Introduction
In this blog, we will take up a coding problem involving spiral traversal of a matrix. Matrix problems are increasingly asked in programming contests and technical interviews. Therefore, it is a must for aspiring programmers to have a solid grounding in this concept. This blog aims to solve a difficult problem using multiple concepts like spiral traversal, array rotation, etc. We will also discuss the time and space complexity of our approach. So let’s get started.
Must Read, Array Implementation of Queue and Rabin Karp Algorithm
Problem Statement
Ninja has given you a matrix and a number K. It has asked you to rotate each ring of the matrix by K in clockwise direction and for those rings whose size is less than K, leave them unchanged. Print the final matrix after making these changes.

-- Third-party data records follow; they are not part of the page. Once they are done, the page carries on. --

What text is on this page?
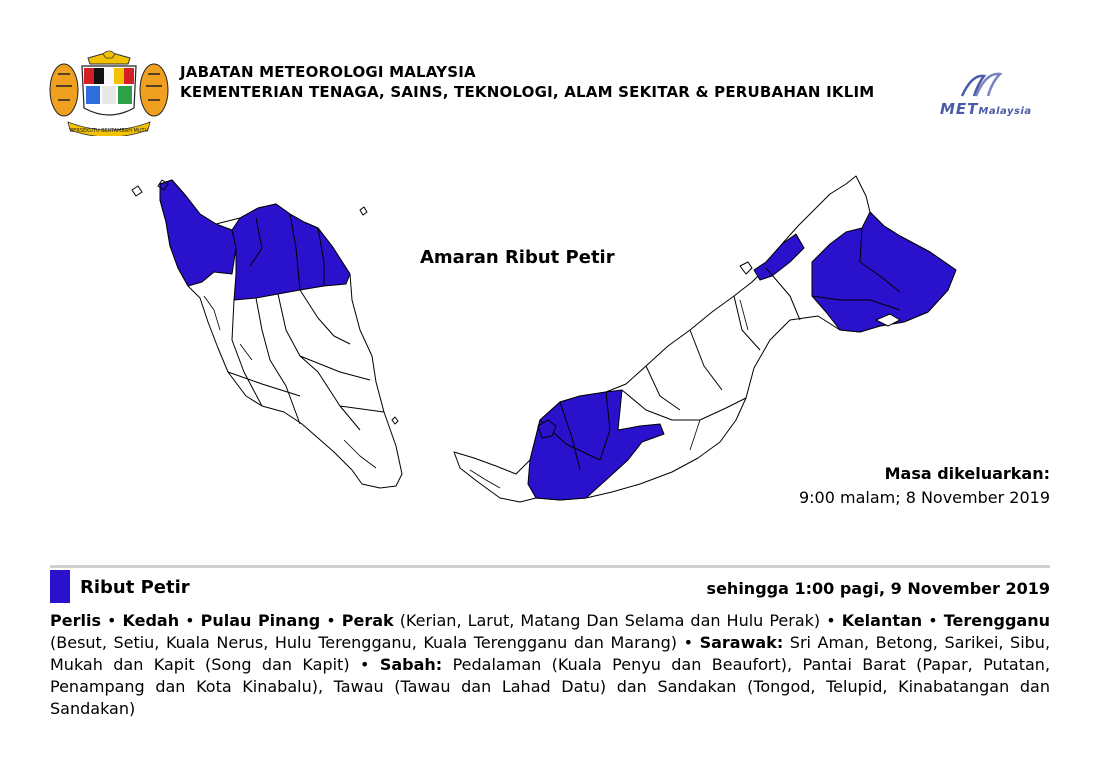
BERSEKUTU BERTAMBAH MUTU
JABATAN METEOROLOGI MALAYSIA
KEMENTERIAN TENAGA, SAINS, TEKNOLOGI, ALAM SEKITAR & PERUBAHAN IKLIM
METMalaysia
Amaran Ribut Petir
Masa dikeluarkan:
9:00 malam; 8 November 2019
Ribut Petir	sehingga 1:00 pagi, 9 November 2019
Perlis • Kedah • Pulau Pinang • Perak (Kerian, Larut, Matang Dan Selama dan Hulu Perak) • Kelantan • Terengganu (Besut, Setiu, Kuala Nerus, Hulu Terengganu, Kuala Terengganu dan Marang) • Sarawak: Sri Aman, Betong, Sarikei, Sibu, Mukah dan Kapit (Song dan Kapit) • Sabah: Pedalaman (Kuala Penyu dan Beaufort), Pantai Barat (Papar, Putatan, Penampang dan Kota Kinabalu), Tawau (Tawau dan Lahad Datu) dan Sandakan (Tongod, Telupid, Kinabatangan dan Sandakan)
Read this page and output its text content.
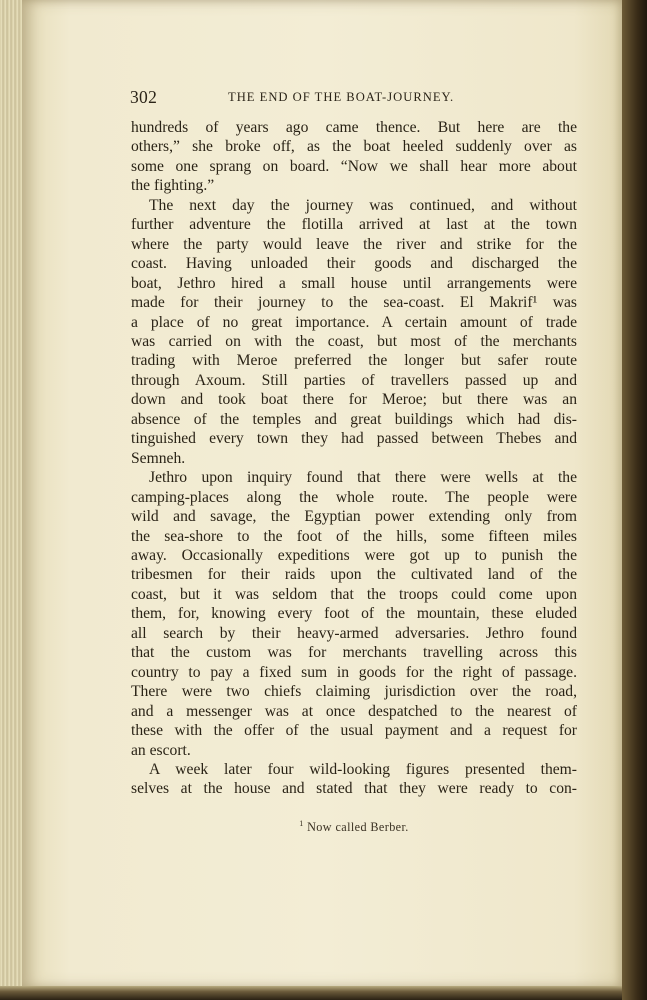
302	THE END OF THE BOAT-JOURNEY.

hundreds of years ago came thence. But here are the

others,” she broke off, as the boat heeled suddenly over as

some one sprang on board. “Now we shall hear more about

the fighting.”

The next day the journey was continued, and without

further adventure the flotilla arrived at last at the town

where the party would leave the river and strike for the

coast. Having unloaded their goods and discharged the

boat, Jethro hired a small house until arrangements were

made for their journey to the sea-coast. El Makrif¹ was

a place of no great importance. A certain amount of trade

was carried on with the coast, but most of the merchants

trading with Meroe preferred the longer but safer route

through Axoum. Still parties of travellers passed up and

down and took boat there for Meroe; but there was an

absence of the temples and great buildings which had dis-

tinguished every town they had passed between Thebes and

Semneh.

Jethro upon inquiry found that there were wells at the

camping-places along the whole route. The people were

wild and savage, the Egyptian power extending only from

the sea-shore to the foot of the hills, some fifteen miles

away. Occasionally expeditions were got up to punish the

tribesmen for their raids upon the cultivated land of the

coast, but it was seldom that the troops could come upon

them, for, knowing every foot of the mountain, these eluded

all search by their heavy-armed adversaries. Jethro found

that the custom was for merchants travelling across this

country to pay a fixed sum in goods for the right of passage.

There were two chiefs claiming jurisdiction over the road,

and a messenger was at once despatched to the nearest of

these with the offer of the usual payment and a request for

an escort.

A week later four wild-looking figures presented them-

selves at the house and stated that they were ready to con-

$^1$ Now called Berber.
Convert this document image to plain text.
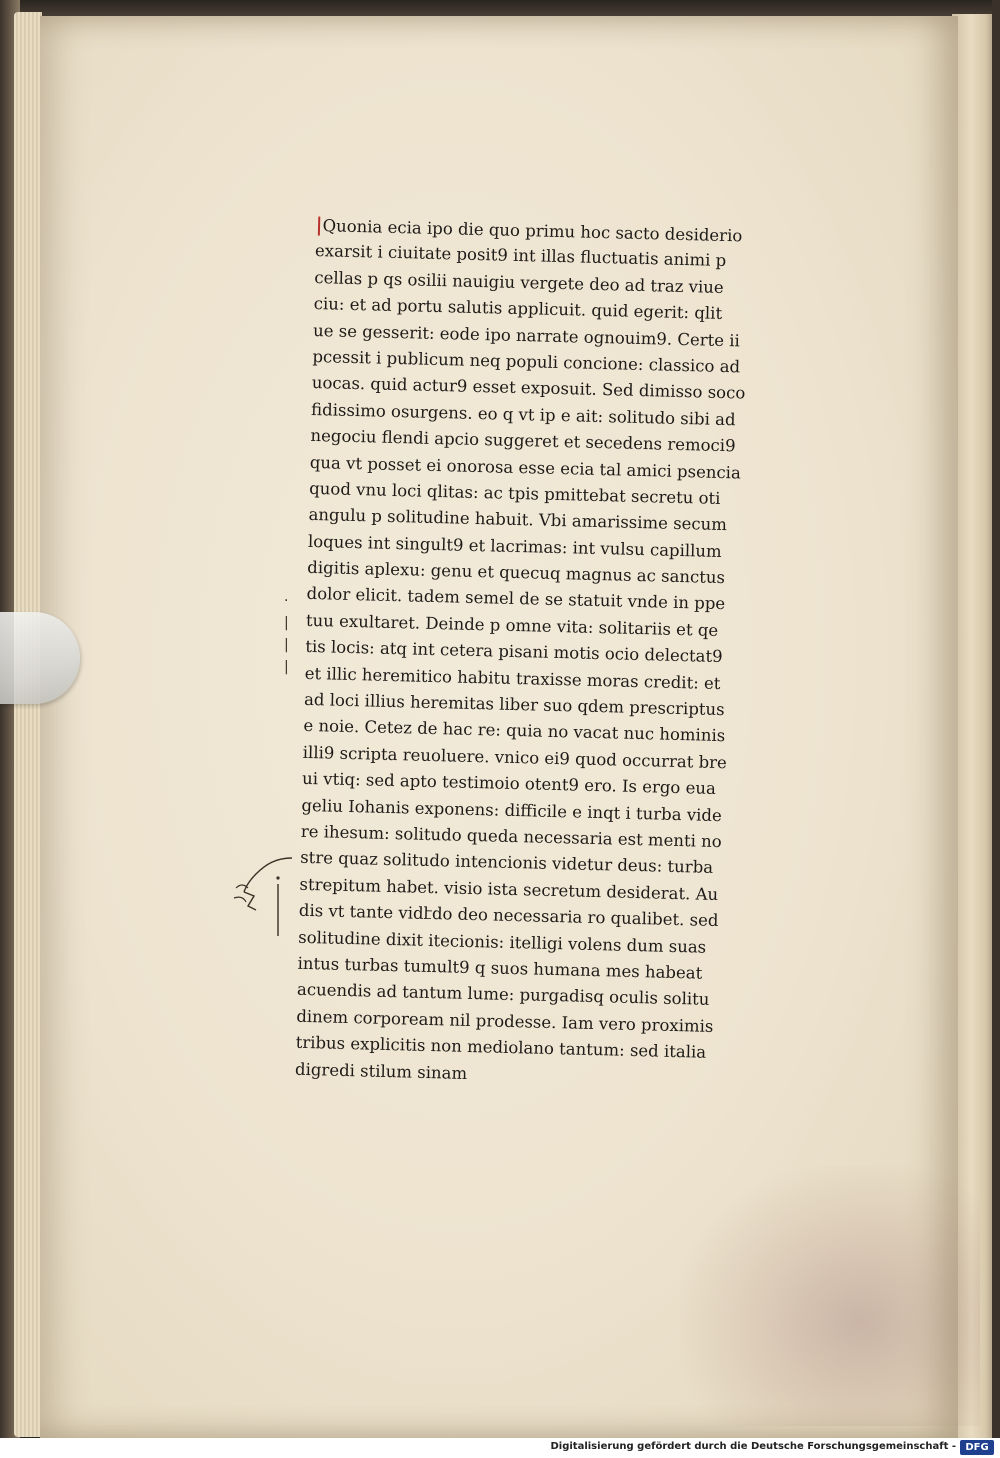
·
|
|
|
|Quonia ecia ipo die quo primu hoc sacto desiderio
exarsit i ciuitate posit9 int illas fluctuatis animi p
cellas p qs osilii nauigiu vergete deo ad traz viue
ciu: et ad portu salutis applicuit. quid egerit: qlit
ue se gesserit: eode ipo narrate ognouim9. Certe ii
pcessit i publicum neq populi concione: classico ad
uocas. quid actur9 esset exposuit. Sed dimisso soco
fidissimo osurgens. eo q vt ip e ait: solitudo sibi ad
negociu flendi apcio suggeret et secedens remoci9
qua vt posset ei onorosa esse ecia tal amici psencia
quod vnu loci qlitas: ac tpis pmittebat secretu oti
angulu p solitudine habuit. Vbi amarissime secum
loques int singult9 et lacrimas: int vulsu capillum
digitis aplexu: genu et quecuq magnus ac sanctus
dolor elicit. tadem semel de se statuit vnde in ppe
tuu exultaret. Deinde p omne vita: solitariis et qe
tis locis: atq int cetera pisani motis ocio delectat9
et illic heremitico habitu traxisse moras credit: et
ad loci illius heremitas liber suo qdem prescriptus
e noie. Cetez de hac re: quia no vacat nuc hominis
illi9 scripta reuoluere. vnico ei9 quod occurrat bre
ui vtiq: sed apto testimoio otent9 ero. Is ergo eua
geliu Iohanis exponens: difficile e inqt i turba vide
re ihesum: solitudo queda necessaria est menti no
stre quaz solitudo intencionis videtur deus: turba
strepitum habet. visio ista secretum desiderat. Au
dis vt tante vidէdo deo necessaria ro qualibet. sed
solitudine dixit itecionis: itelligi volens dum suas
intus turbas tumult9 q suos humana mes habeat
acuendis ad tantum lume: purgadisq oculis solitu
dinem corpoream nil prodesse. Iam vero proximis
tribus explicitis non mediolano tantum: sed italia
digredi stilum sinam
Digitalisierung gefördert durch die Deutsche Forschungsgemeinschaft - DFG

Note: Ring means a single spiral traversal of a matrix.
Sample Example 1
Input
K = 2
Output
Explanation
We have rotated each ring of the matrix by 2 positions in a clockwise direction.
Sample Example 2
Input
K = 4
Output
Explanation
Rotated the outermost ring by 4 positions in a clockwise direction. Notice that the second ring consisting of 11 10 and 3 is not rotated.
Approach
We will be following a straightforward approach. The straightforward approach is the most optimized approach as well. We will do a spiral traversal of the input matrix and store the elements of each ring in a vector after the traversal. Now, if the size of the vector is less than K, then break out of the process according to the provided question definition. The rings afterward will be smaller as well.
Now, if the size of the vector is larger than K, we will rotate the array by K positions in the clockwise direction and then store the elements in the matrix again by repeating the previous spiral traversal.
Algorithm
-
Define the input matrix and the value of K.
-
Do a spiral traversal of the input matrix. After the completion of each spiral traversal, do the following:
-
If the length of the ring is less than K, break out of the loop.
- If not, rotate the vector and store the elements in the matrix again by repeating the previous spiral traversal.
Implementation
#include<bits/stdc++.h>
using namespace std;
// Function to rotate the rings.
void rotateRings(vector<vector<int>>& mat, int k, int n, int m)
{
// Spiral rotation parameters.
int top=0, bottom=n-1,left=0,right=m-1;
// Rotate while the ring exists.
while(top<=bottom){
// To hold the ring elements.
vector<int> elems;
// Do the spiral traversal and store the ring elements.
for(int i=left;i<=right;i++){
elems.push_back(mat[top][i]);
}
for(int i=top+1;i<=bottom;i++){
elems.push_back(mat[i][right]);
}
for(int i=right-1;i>=left;i--){
elems.push_back(mat[bottom][i]);
}
for(int i=bottom-1;i>top;i--){
elems.push_back(mat[i][left]);
}
// Check if the ring size is less than or equal to k
// If true, break as the rings after will also be smaller than k.
if(elems.size()<=k){
break;
}
// Rotation starts.
// ind represents the index of the
// position that should be at the start of the ring.
int sz=elems.size();
int ind=sz-k;
// Store the rotated ring.
for(int i=left;i<=right;i++){
mat[top][i]=elems[ind];
ind++; ind%=sz;
}
for(int i=top+1;i<=bottom;i++){
mat[i][right]=elems[ind];
ind++; ind%=sz;
}
for(int i=right-1;i>=left;i--){
mat[bottom][i]=elems[ind];
ind++; ind%=sz;
}
for(int i=bottom-1;i>top;i--){
mat[i][left]=elems[ind];
ind++; ind%=sz;
}
// Update the rotation parameters.
top++; bottom--;
left++; right--;
}
for(int i=0;i<n;i++){
for(int j=0;j<m;j++){
cout<<mat[i][j]<<" ";
}
cout<<endl;
}
}
int main(){
// Define the input.
vector<vector<int>> mat = {{1, 2, 3, 4}, {5, 6, 7, 8}, {9, 10, 11, 12}, {13, 14, 15, 16}};
int k = 2;
// Run the algorithm.
rotateRings(mat, k, mat.size(), mat[0].size());
}
Output:
9 5 1 2
13 11 10 3
14 7 6 4
15 16 12 8
Time Complexity
The time complexity of the above approach is O(N * M), where N and M are the dimensions of the input matrix. It is because we are looping through the matrix once.
Space Complexity
The Space Complexity of the above approach is O(N + M), where N and M are the dimensions of the input matrix. It is because we are creating a vector to store the elements of the rings and the maximum possible size of a ring < 2 * (N + M).